To say that Armstrong “misled Nike” is an understatement. He betrayed his sponsor, as he did his worldwide fan base. Armstrong wasn’t just another superstar athlete. He was the cancer survivor, the comeback kid, the philanthropist, the inspirer. He was the guy who supposedly could scale mountains and accomplish anything through the sheer force of his will.
And a pharmacy full of banned substances and tricks, it now appears.
Armstrong’s “Mr. Clean” act never made much sense. Cycling is one of the world’s dirtiest sports, and we were supposed to believe that Lance was winning multiple Tour de France titles on the basis of his prodigious training regime and some carbo loading, while his lesser competitors were injecting steroids.
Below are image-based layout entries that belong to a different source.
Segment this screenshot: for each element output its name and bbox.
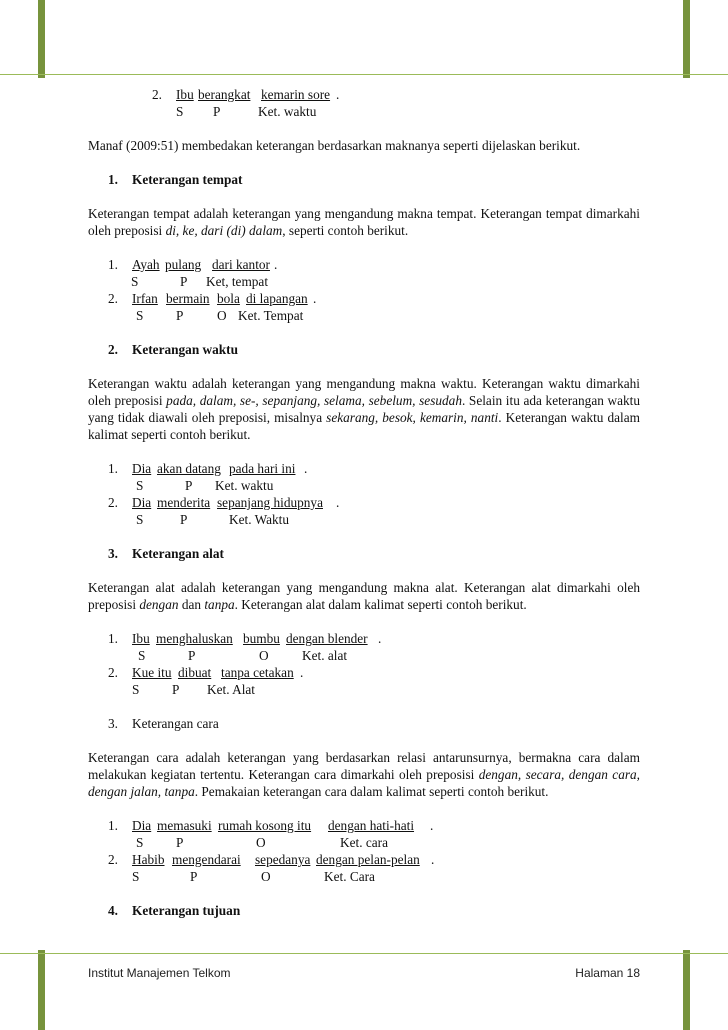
predicate-word: berangkat bbox=[198, 87, 251, 102]
top-left-bar bbox=[38, 0, 45, 78]
example-tags: S P Ket. Waktu bbox=[136, 512, 289, 527]
example-sentence: 2. Habib mengendarai sepedanya dengan pelan-pelan . bbox=[108, 852, 435, 867]
example-sentence: 2. Kue itu dibuat tanpa cetakan . bbox=[108, 665, 304, 680]
example-sentence: 2. Irfan bermain bola di lapangan . bbox=[108, 291, 317, 306]
section-heading-tempat: 1. Keterangan tempat bbox=[108, 172, 243, 187]
example-sentence: 1. Dia akan datang pada hari ini . bbox=[108, 461, 308, 476]
example-tags: S P Ket. Alat bbox=[132, 682, 256, 697]
top-right-bar bbox=[683, 0, 690, 78]
example-sentence: 1. Ayah pulang dari kantor . bbox=[108, 257, 278, 272]
bottom-left-bar bbox=[38, 950, 45, 1030]
paragraph-alat: Keterangan alat adalah keterangan yang mengandung makna alat. Keterangan alat dimarkahi oleh preposisi dengan dan tanpa. Keterangan alat dalam kalimat seperti contoh berikut. bbox=[88, 580, 640, 612]
tag-p: P bbox=[213, 104, 221, 119]
example-tags: S P O Ket. alat bbox=[138, 648, 348, 663]
example-tags: S P Ket. waktu bbox=[136, 478, 274, 493]
section-heading-alat: 3. Keterangan alat bbox=[108, 546, 224, 561]
adverb-word: kemarin sore bbox=[261, 87, 331, 102]
example-sentence: 2. Dia menderita sepanjang hidupnya . bbox=[108, 495, 340, 510]
example-tags: S P Ket, tempat bbox=[131, 274, 269, 289]
tag-ket: Ket. waktu bbox=[258, 104, 317, 119]
example-tags bbox=[88, 103, 640, 120]
section-heading-tujuan: 4. Keterangan tujuan bbox=[108, 903, 241, 918]
top-rule bbox=[0, 74, 728, 75]
section-heading-cara: 3. Keterangan cara bbox=[108, 716, 219, 731]
subject-word: Ibu bbox=[176, 87, 194, 102]
section-heading-waktu: 2. Keterangan waktu bbox=[108, 342, 239, 357]
page-content bbox=[88, 86, 640, 919]
example-sentence: 1. Dia memasuki rumah kosong itu dengan hati-hati . bbox=[108, 818, 434, 833]
footer-page-number: Halaman 18 bbox=[575, 966, 640, 980]
intro-paragraph: Manaf (2009:51) membedakan keterangan berdasarkan maknanya seperti dijelaskan berikut. bbox=[88, 138, 581, 153]
example-sentence: 2. Ibu berangkat kemarin sore . bbox=[152, 87, 340, 102]
tag-s: S bbox=[176, 104, 184, 119]
footer-institution: Institut Manajemen Telkom bbox=[88, 966, 231, 980]
example-sentence: 1. Ibu menghaluskan bumbu dengan blender . bbox=[108, 631, 382, 646]
paragraph-waktu: Keterangan waktu adalah keterangan yang mengandung makna waktu. Keterangan waktu dimarkahi oleh preposisi pada, dalam, se-, sepanjang, selama, sebelum, sesudah. Selain itu ada keterangan waktu yang tidak diawali oleh preposisi, misalnya sekarang, besok, kemarin, nanti. Keterangan waktu dalam kalimat seperti contoh berikut. bbox=[88, 376, 640, 442]
paragraph-tempat: Keterangan tempat adalah keterangan yang mengandung makna tempat. Keterangan tempat dimarkahi oleh preposisi di, ke, dari (di) dalam, seperti contoh berikut. bbox=[88, 206, 640, 238]
bottom-rule bbox=[0, 953, 728, 954]
example-tags: S P O Ket. cara bbox=[136, 835, 388, 850]
example-number: 2. bbox=[152, 87, 162, 102]
example-tags: S P O Ket. Cara bbox=[132, 869, 375, 884]
paragraph-cara: Keterangan cara adalah keterangan yang berdasarkan relasi antarunsurnya, bermakna cara dalam melakukan kegiatan tertentu. Keterangan cara dimarkahi oleh preposisi dengan, secara, dengan cara, dengan jalan, tanpa. Pemakaian keterangan cara dalam kalimat seperti contoh berikut. bbox=[88, 750, 640, 799]
bottom-right-bar bbox=[683, 950, 690, 1030]
example-tags: S P O Ket. Tempat bbox=[136, 308, 304, 323]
It never did add up.
The U.S. Anti-Doping Agency released a report last week laying out, in painful detail, its case that Armstrong practically made a science out of illegal performance-enhancing drugs and techniques, and he encouraged his teammates to do likewise.
One can’t help but draw parallels between the stories of Armstrong and the even more tragic saga of football coach Joe Paterno. The fall is steeper and harder when you have placed yourself on a pedestal.